Last weekend I attended the foire (fair) in the town near our village where children and adults signup for extracurricular activities.
I sat at a long table with the woman responsible for the class registrations waiting for my old (and hopefully a few new) students to choose between my English conversation courses on Tuesday or Friday mornings. It’s almost a cliché tin this country hat those of us who speak English, even though we’re not trained teachers, find ourselves in this position.
My-Reason-For-Living-In-France doesn’t understand why I continue to teach these classes. I try to explain to him that I absolutely love the time I spend with my “students” who in many cases have become friends.

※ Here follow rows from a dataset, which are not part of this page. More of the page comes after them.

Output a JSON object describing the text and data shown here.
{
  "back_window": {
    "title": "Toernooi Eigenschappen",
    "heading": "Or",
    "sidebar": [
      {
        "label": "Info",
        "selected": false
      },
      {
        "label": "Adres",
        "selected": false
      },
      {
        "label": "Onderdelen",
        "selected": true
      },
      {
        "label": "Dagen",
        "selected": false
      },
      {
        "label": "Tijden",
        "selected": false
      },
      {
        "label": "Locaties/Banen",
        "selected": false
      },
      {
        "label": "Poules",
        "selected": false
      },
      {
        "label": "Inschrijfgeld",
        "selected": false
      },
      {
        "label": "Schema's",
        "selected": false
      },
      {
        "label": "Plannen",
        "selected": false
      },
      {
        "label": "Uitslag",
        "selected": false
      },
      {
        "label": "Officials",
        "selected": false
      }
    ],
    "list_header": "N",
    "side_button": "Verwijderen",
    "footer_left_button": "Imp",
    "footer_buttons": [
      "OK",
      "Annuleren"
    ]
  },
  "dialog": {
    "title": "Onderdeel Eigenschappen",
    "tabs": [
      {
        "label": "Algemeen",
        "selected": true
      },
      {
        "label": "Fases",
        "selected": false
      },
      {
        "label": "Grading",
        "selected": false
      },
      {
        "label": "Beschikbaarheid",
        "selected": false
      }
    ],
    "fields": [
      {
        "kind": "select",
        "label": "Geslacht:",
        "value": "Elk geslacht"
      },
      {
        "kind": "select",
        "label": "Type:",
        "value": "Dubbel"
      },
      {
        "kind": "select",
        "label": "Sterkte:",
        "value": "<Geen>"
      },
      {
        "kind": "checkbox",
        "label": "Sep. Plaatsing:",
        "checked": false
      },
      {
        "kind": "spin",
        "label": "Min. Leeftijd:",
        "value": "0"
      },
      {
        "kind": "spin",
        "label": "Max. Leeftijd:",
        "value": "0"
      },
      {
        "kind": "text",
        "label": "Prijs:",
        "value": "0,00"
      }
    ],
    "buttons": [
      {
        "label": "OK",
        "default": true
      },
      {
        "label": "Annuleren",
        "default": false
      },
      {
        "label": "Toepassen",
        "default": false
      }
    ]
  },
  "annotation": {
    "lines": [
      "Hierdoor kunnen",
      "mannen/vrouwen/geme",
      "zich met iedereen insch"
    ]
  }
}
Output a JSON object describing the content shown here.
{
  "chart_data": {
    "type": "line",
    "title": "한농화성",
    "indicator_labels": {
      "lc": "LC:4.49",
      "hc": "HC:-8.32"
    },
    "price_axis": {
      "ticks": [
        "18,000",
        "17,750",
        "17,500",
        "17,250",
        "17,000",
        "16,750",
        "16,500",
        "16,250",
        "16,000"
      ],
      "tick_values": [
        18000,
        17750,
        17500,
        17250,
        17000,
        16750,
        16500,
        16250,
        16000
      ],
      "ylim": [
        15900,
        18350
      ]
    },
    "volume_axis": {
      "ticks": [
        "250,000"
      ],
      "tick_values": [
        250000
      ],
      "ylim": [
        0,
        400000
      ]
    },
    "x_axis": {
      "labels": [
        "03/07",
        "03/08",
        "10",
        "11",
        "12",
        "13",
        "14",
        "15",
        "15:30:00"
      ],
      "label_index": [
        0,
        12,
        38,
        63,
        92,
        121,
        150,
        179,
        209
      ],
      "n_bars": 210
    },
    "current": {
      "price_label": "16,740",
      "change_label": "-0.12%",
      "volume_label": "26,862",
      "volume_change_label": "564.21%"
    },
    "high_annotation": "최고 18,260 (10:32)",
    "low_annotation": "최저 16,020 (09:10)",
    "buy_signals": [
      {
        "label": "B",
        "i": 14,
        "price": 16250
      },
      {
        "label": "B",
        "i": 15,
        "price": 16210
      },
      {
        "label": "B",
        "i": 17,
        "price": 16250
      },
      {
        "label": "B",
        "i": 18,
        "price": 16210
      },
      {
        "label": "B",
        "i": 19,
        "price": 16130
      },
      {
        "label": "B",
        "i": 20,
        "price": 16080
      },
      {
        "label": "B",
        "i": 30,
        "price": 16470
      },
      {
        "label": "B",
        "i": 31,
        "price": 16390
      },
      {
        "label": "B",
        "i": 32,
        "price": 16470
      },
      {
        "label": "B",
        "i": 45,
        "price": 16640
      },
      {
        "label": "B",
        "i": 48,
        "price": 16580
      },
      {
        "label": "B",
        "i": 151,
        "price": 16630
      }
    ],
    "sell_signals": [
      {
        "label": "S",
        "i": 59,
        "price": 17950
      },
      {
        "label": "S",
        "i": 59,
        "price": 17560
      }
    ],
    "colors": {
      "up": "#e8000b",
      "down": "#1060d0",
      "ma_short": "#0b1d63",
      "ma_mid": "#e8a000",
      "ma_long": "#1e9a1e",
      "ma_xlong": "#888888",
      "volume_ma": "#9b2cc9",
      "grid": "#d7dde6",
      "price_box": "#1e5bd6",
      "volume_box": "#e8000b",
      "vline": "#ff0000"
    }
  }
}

They are also the perfect subjects for the non-scientific studies that I share with you here, like: What do they eat for breakfast; how important is it to be thin; what do they eat when they’re really, really hungry mid-afternoon; what’s their favorite moisturizer, how much water do they really drink in a day, and so on.
Please let me know if you have any questions you would like me to pose for one of my polls. Classes start next month.
Students in my classes range in age from their 40s to their 70s and the majority want to practice their English because they travel extensively. One woman in her mid-70s says she signs up every year because she thinks it’s good for her brain. She never fails to do her homework. She also takes yoga and T’ai Chi classes to be strong in body and mind. To see her loping to market with a basket slung over her arm one would think she was a young woman.
Although I know my grammar instinctively, I can no longer explain it beyond subject, verb, adjective, adverb, preposition, objects. . .you get the idea. The French really know their grammar, no matter their age. That’s why I teach conversation and not a full-on English course. There are trained teachers for those responsibilities. I have an American friend who has a degree in English as a foreign language and she has been teaching children and adults for decades. That’s an entirely different skill set as you can imagine.
|I’ve been told that the latest technique for teaching children English is to immediately use contractions without explaining how they are constructed. Seems very strange and ultimately counter intuitive to me, but what do I know?|
There are two other reasons why I continue: It helps my French and it’s fun. It’s a win-win.
While I was at the foire I signed up for aqua gym classes. With my new knee I can once again try to be strong physically.